By 11:30 January 12, 1912, the mill had been shut down and the famed Lawrence Textile strike was underway. Groups of workers fanned out around the city shutting down mills. By the next day, 20,000 of the city's 30,000 textile workers were on strike.

Strikers faced daunting hurdles. They spoke more than 40 languages, had no strike fund and faced hostility from the police, press, church and AFL unions. They contacted the IWW, who sent several organizers, including Joe Ettor and Arturo Giovannitti who would lead the strike until their arrest.

Under the IWW lead, workers formed a strike committee, the democratic body that would make strike decisions between mass meetings, which were held weekly and translated into a dozen languages. They organized parades, where the slogan "Bread and Roses" appeared, signifying the demand for both food and respect.

One of the strikers' most sensational tactics involved strikers sending their children out of town. The spectacle of working-class mothers sending their hungry, ill-clothed children away for their own safety infuriated and embarrassed the town leaders and made the strike a national sensation.

Lawrence tried to defeat the strike through sheer repression--bringing 2,000 infantryman with bayonets, cavalry and a small army of hired gunmen and thugs. The city arrested Ettor and Giovannitti after a protest march turned deadly and arrested several more strike leaders after finding a cache of dynamite that had been planted by an agent of the mill owners.

But attempts to behead the strike failed. Three months after it had begun, the mill owners settled, marking the most significant strike victory in the textile industry up to that point and setting into motion an industry-wide increase in wages.

- - - - - - - - - - - - - - - -

AFTER THE Lawrence strike the IWW saw its influence in the American labor movement decline. In part, it was because it lost a bitter strike in Paterson, N.J. But there were more fundamental reasons at work.

On the one hand, the IWW inhabited an odd position, as a union that was also dedicated to spreading a revolutionary message. In practice, this meant that the IWW refused to sign contracts with employers, as a contract was the codified "labor peace" or the acceptance of a certain set of terms (wages, hours, etc.).

The IWW dedicated itself to the continual struggle against the wage system and maintained that strikes, job actions and other forms of class combat were the only means of enforcing working conditions. This proved a more effective philosophy in struggle than in the maintaining of an organization (as class struggle tends to ebb and flow) so that from a high of 16,000 members in Lawrence in 1912, immediately following the strike, the IWW claimed just 700 the following year.

The IWW also faced fierce repression of First World War-era red scare, seeing the arrest of 150 IWW leaders on treason charges. Around the country, IWW offices were smashed, armed vigilantes rounded up strikers, and publications were stopped. Although the IWW continued to exist after the war--and continues to this day--it never again occupied the same central place in the labor struggle.

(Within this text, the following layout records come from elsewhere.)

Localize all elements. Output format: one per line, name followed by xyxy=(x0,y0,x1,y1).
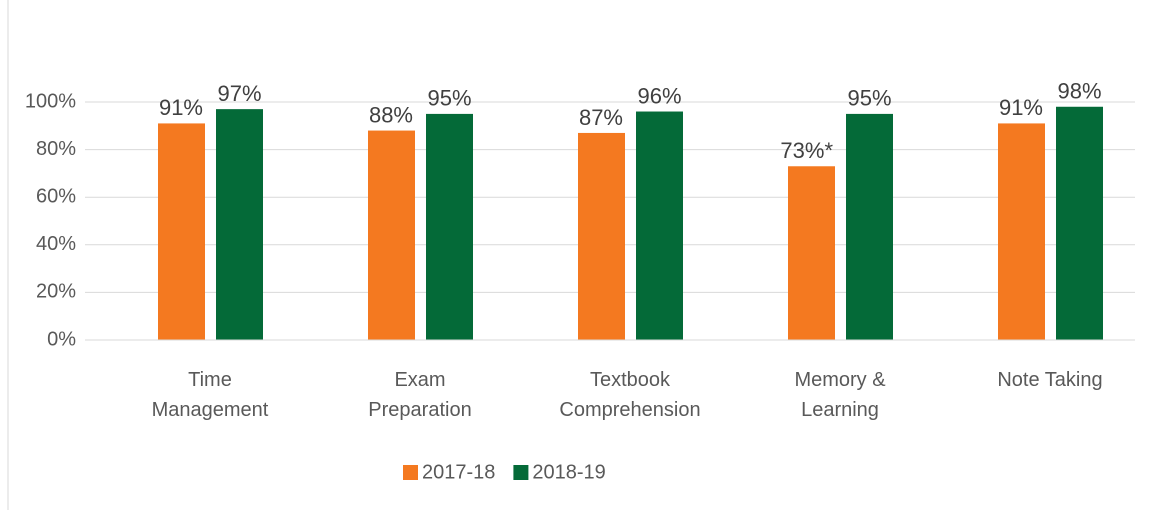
bar xyxy=(216,109,263,340)
value-label: 73%* xyxy=(780,138,833,163)
y-tick-label: 40% xyxy=(36,233,76,255)
y-tick-label: 0% xyxy=(47,328,76,350)
x-tick-label: Memory & Learning xyxy=(794,369,886,421)
legend-label: 2018-19 xyxy=(532,461,605,483)
chart-border xyxy=(7,0,9,510)
value-label: 95% xyxy=(847,86,891,111)
bar xyxy=(788,166,835,340)
legend-swatch xyxy=(403,465,418,480)
value-label: 97% xyxy=(217,81,261,106)
x-tick-label: Textbook Comprehension xyxy=(559,369,701,421)
bar xyxy=(368,130,415,340)
x-tick-label: Time Management xyxy=(151,369,269,421)
bar xyxy=(578,132,625,340)
value-label: 91% xyxy=(999,95,1043,120)
bar xyxy=(426,113,473,341)
y-tick-label: 60% xyxy=(36,185,76,207)
y-tick-label: 80% xyxy=(36,138,76,160)
value-label: 98% xyxy=(1057,79,1101,104)
bar xyxy=(1056,106,1103,340)
value-label: 96% xyxy=(637,83,681,108)
value-label: 87% xyxy=(579,105,623,130)
y-tick-label: 20% xyxy=(36,281,76,303)
bar xyxy=(158,123,205,340)
legend-swatch xyxy=(513,465,529,480)
value-label: 88% xyxy=(369,102,413,127)
x-tick-label: Exam Preparation xyxy=(368,369,472,421)
bar xyxy=(998,123,1045,340)
value-label: 95% xyxy=(427,86,471,111)
bar xyxy=(846,113,893,341)
x-tick-label: Note Taking xyxy=(997,369,1103,391)
y-tick-label: 100% xyxy=(25,90,76,112)
value-label: 91% xyxy=(159,95,203,120)
bar xyxy=(636,111,683,341)
legend-label: 2017-18 xyxy=(422,461,495,483)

Nevertheless, the IWW's influence on the American labor movement and the left can't be understated. It contributed a core of unionists who went on to join the Communist Party and lead the industrial struggles of the 1930s. The IWW reminds us that militancy and class struggle are the legacy of our union heritage.

As the words to "Solidarity Forever," the labor movement's national anthem written by IWW member Ralph Chaplin remind us, "In our hands is placed a power greater than their hoarded gold, greater than the might of armies magnified a thousand fold, we can bring to birth a new world from the ashes of the old, for the union makes us strong!"